Rodar 33k con alguien que desconoce la distancia y con un corredor legendario
es una aventura tan excitante que te puede conducir al éxtasis; y si, por lo
que sea, el trío comienza a desintegrarse en el k34, que es el punto fatídico
de la carrera, entonces puede ocurrir que se te aparezcan todos los fantasmas
juntos dispuestos a jugar con casi todos los miedos que has ido sorteando hasta
ese momento.
En
esas estás cuando comienzas a rodear la alcazaba, sin más aliciente que imaginar
qué relación tendrían sus pobladores, desde allí arriba, con el río y cada uno
de sus puentes. Porque desde lo alto de la fortaleza, el río no dejaría de ser,
a un tiempo, una fuente de recursos pero también de peligros, dado que por el
río podrían ir llegando todo tipo de enemigos, así de reinos cristianos como de
taifas, por no hablar del pérfido inglés o el lusitano vecino.
Pero
ya no cuela el cuentecito.
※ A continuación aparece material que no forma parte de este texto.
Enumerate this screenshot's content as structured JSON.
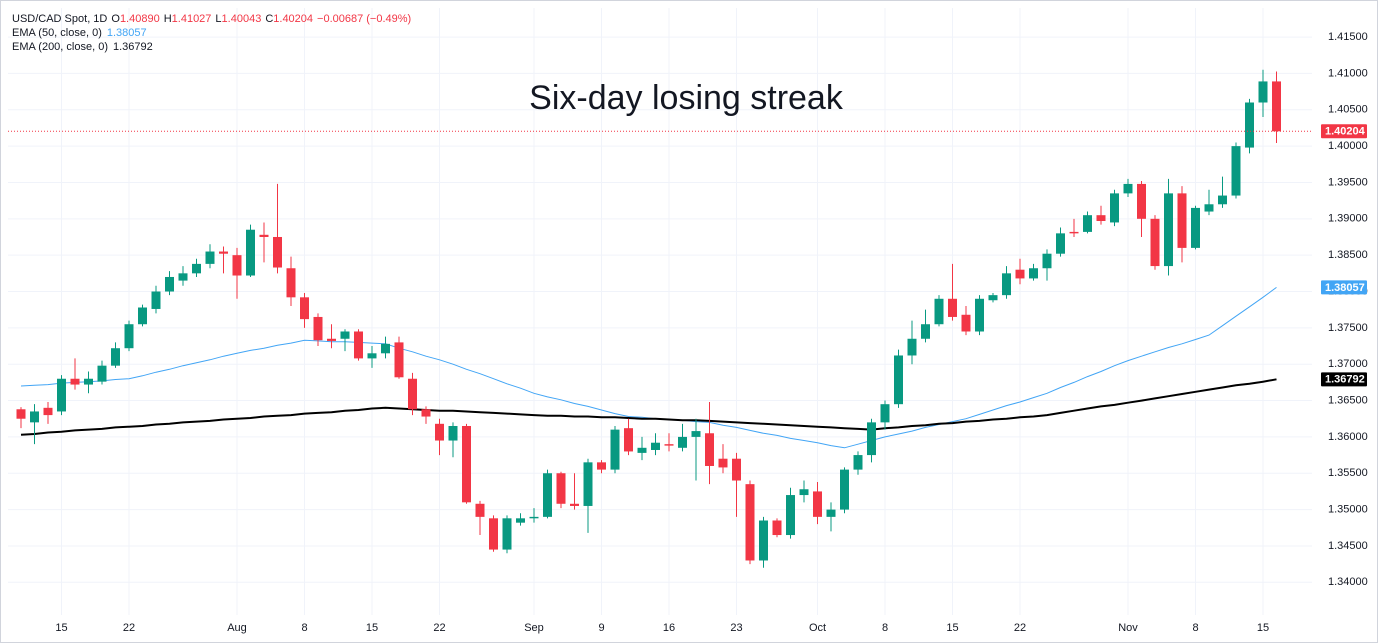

La larga cuesta que va del k.35 al 36 te pone en tu
sitio, y ahora ya nadie se escapa del castigo, así que toca apretar los dientes
y dejarse llevar por la banda de tambores que a duras penas nos va rescatando
del infierno. Ahora ya solo queda aprovechar la bajadita para acelerar el ritmo
y atusarse un poco el flequillo para salir medio apañado en la foto de meta
antes de echar una última ojeada al río, espléndido Guadiana.
(Para Gloria, que me aguanta con paciencia las neuras del maratón)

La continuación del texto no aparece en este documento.